An air-fuel ratio sensor may typically add a relatively small additional delay/lag to a feedback signal due to the sensor's protective covering and the time required for electro-chemical processing. A degraded sensor, possibly one where its protective covering is contaminated, may add more delay/lag. For example, the degraded sensor signal may be either delayed (but otherwise the same as the actual signal) or filtered (spread out in time with a reduced amplitude of the actual signal). In such cases, a feedback controller may not operate as desired due to higher than expected delay/lag.
In one example, to compensate for such delay/lag, the air-fuel controller may include a predictive delay compensation control structure, such as a Smith Predictor. The Smith Predictor may allow the controller to regulate the continuous dynamics of the system through a feed forward mechanism that compensates for delay/lag when the measured signal differs from the Smith Predictor's estimate.
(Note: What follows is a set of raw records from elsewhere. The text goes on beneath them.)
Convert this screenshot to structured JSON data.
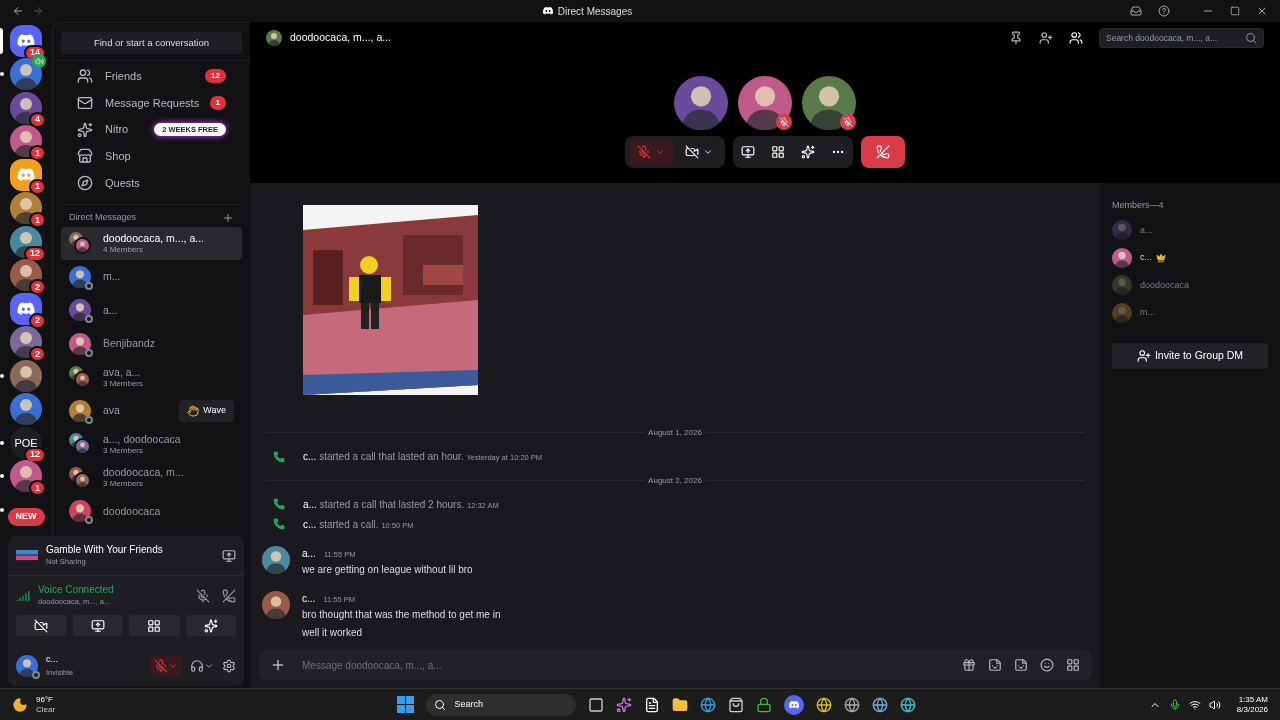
{
  "window": {
    "title": "Direct Messages"
  },
  "servers": [
    {
      "kind": "logo",
      "badge": "14",
      "selected": true,
      "unread": false
    },
    {
      "kind": "avatar",
      "selected": false,
      "unread": true,
      "speaking": true
    },
    {
      "kind": "avatar",
      "badge": "4",
      "selected": false,
      "unread": false
    },
    {
      "kind": "avatar",
      "badge": "1",
      "selected": false,
      "unread": false
    },
    {
      "kind": "logo",
      "badge": "1",
      "selected": false,
      "unread": false,
      "color": "#f0a020"
    },
    {
      "kind": "avatar",
      "badge": "1",
      "selected": false,
      "unread": false
    },
    {
      "kind": "avatar",
      "badge": "12",
      "selected": false,
      "unread": false
    },
    {
      "kind": "avatar",
      "badge": "2",
      "selected": false,
      "unread": false
    },
    {
      "kind": "logo",
      "badge": "2",
      "selected": false,
      "unread": false,
      "color": "#5865f2"
    },
    {
      "kind": "avatar",
      "badge": "2",
      "selected": false,
      "unread": false
    },
    {
      "kind": "avatar",
      "selected": false,
      "unread": true
    },
    {
      "kind": "avatar",
      "selected": false,
      "unread": false
    },
    {
      "kind": "text",
      "label": "POE",
      "badge": "12",
      "selected": false,
      "unread": true
    },
    {
      "kind": "avatar",
      "badge": "1",
      "selected": false,
      "unread": true
    },
    {
      "kind": "new",
      "label": "NEW",
      "selected": false,
      "unread": true
    }
  ],
  "find_button": "Find or start a conversation",
  "nav": [
    {
      "kind": "friends",
      "label": "Friends",
      "count": "12"
    },
    {
      "kind": "requests",
      "label": "Message Requests",
      "count": "1"
    },
    {
      "kind": "nitro",
      "label": "Nitro",
      "promo": "2 WEEKS FREE"
    },
    {
      "kind": "shop",
      "label": "Shop"
    },
    {
      "kind": "quests",
      "label": "Quests"
    }
  ],
  "dm_heading": "Direct Messages",
  "dms": [
    {
      "name": "doodoocaca, m..., a...",
      "subtitle": "4 Members",
      "group": true,
      "selected": true
    },
    {
      "name": "m...",
      "group": false,
      "selected": false
    },
    {
      "name": "a...",
      "group": false,
      "selected": false
    },
    {
      "name": "Benjibandz",
      "group": false,
      "selected": false
    },
    {
      "name": "ava, a...",
      "subtitle": "3 Members",
      "group": true,
      "selected": false
    },
    {
      "name": "ava",
      "group": false,
      "selected": false,
      "action": "Wave"
    },
    {
      "name": "a..., doodoocaca",
      "subtitle": "3 Members",
      "group": true,
      "selected": false
    },
    {
      "name": "doodoocaca, m...",
      "subtitle": "3 Members",
      "group": true,
      "selected": false
    },
    {
      "name": "doodoocaca",
      "group": false,
      "selected": false
    }
  ],
  "activity": {
    "title": "Gamble With Your Friends",
    "status": "Not Sharing"
  },
  "voice": {
    "status": "Voice Connected",
    "channel": "doodoocaca, m..., a..."
  },
  "user": {
    "name": "c...",
    "status": "Invisible",
    "muted": true
  },
  "header": {
    "title": "doodoocaca, m..., a...",
    "search_placeholder": "Search doodoocaca, m..., a..."
  },
  "call": {
    "participants": [
      {
        "muted": false
      },
      {
        "muted": true
      },
      {
        "muted": true
      }
    ],
    "mic_muted": true
  },
  "chat": [
    {
      "kind": "picture"
    },
    {
      "kind": "divider",
      "text": "August 1, 2026"
    },
    {
      "kind": "call",
      "author": "c...",
      "text": "started a call that lasted an hour.",
      "time": "Yesterday at 10:20 PM"
    },
    {
      "kind": "divider",
      "text": "August 2, 2026"
    },
    {
      "kind": "call",
      "author": "a...",
      "text": "started a call that lasted 2 hours.",
      "time": "12:32 AM"
    },
    {
      "kind": "call",
      "author": "c...",
      "text": "started a call.",
      "time": "10:50 PM"
    },
    {
      "kind": "message",
      "author": "a...",
      "time": "11:55 PM",
      "lines": [
        "we are getting on league without lil bro"
      ]
    },
    {
      "kind": "message",
      "author": "c...",
      "time": "11:55 PM",
      "lines": [
        "bro thought that was the method to get me in",
        "well it worked"
      ]
    }
  ],
  "composer": {
    "placeholder": "Message doodoocaca, m..., a..."
  },
  "members": {
    "title": "Members—4",
    "items": [
      {
        "name": "a...",
        "offline": true,
        "owner": false
      },
      {
        "name": "c...",
        "offline": false,
        "owner": true
      },
      {
        "name": "doodoocaca",
        "offline": true,
        "owner": false
      },
      {
        "name": "m...",
        "offline": true,
        "owner": false
      }
    ],
    "invite": "Invite to Group DM"
  },
  "taskbar": {
    "temperature": "96°F",
    "weather": "Clear",
    "search": "Search",
    "time": "1:35 AM",
    "date": "8/3/2026"
  }
}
However, the inventors have recognized several potential issues with such an approach. For example, the accuracy of the predictive delay compensation control structure may be affected by non-linear air-fuel ratio sensor degradation. For example, the predictive delay compensation control structure creates a bias for asymmetric faults in which a delay or filter lag is imposed on one direction of air-fuel ratio transition (e.g., lean to rich or rich to lean) but not the other direction. In particular, the bias leads to corrective overshoot and other feedback control errors, even if offsets are provided when the asymmetric air-fuel ratio sensor faults are identified. Such feedback control errors result in an increase of emissions of regulated gases NOx, CO, and NMHC.
The inventors herein have identified an approach for mitigating the bias in order to increase feedback control accuracy when an asymmetric fault of an air-fuel ratio sensor is identified. In one embodiment, a method includes adjusting a structure of the air-fuel controller to mitigate the delays caused by an asymmetric fault, rather than adjust an offset or gain parameters.
In one example, a method includes adjusting fuel injection to an engine responsive to air-fuel ratio sensor feedback with a first control structure. The method further includes in response to air-fuel ratio sensor asymmetry degradation, adjusting fuel injection to the engine responsive to air-fuel ratio sensor feedback with a second, different, control structure. In particular, the first control structure includes a Smith Predictor delay compensator that is dependent on linear dynamic operation of the air-fuel ratio sensor for suitable control accuracy. Further, the second control structure includes an internal model of behavior of the air-fuel ratio sensor degradation. The internal model may include a model of the actual asymmetric behavior of the degraded air-fuel ratio sensor. Accordingly, the controller provides accurate delay compensation via the Smith Predictor during dynamic linear operation and maintains control accuracy in response to identifying non-linear asymmetric operation by switching to an internal model that compensates for the asymmetric behavior. In this way, both the bias and the overshoot that would be caused by the Smith Predictor due to the asymmetric fault may be eliminated.
It will be understood that the summary above is provided to introduce in simplified form a selection of concepts that are further described in the detailed description, which follows. It is not meant to identify key or essential features of the claimed subject matter, the scope of which is defined by the claims that follow the detailed description. Further, the claimed subject matter is not limited to implementations that solve any disadvantages noted above or in any part of this disclosure.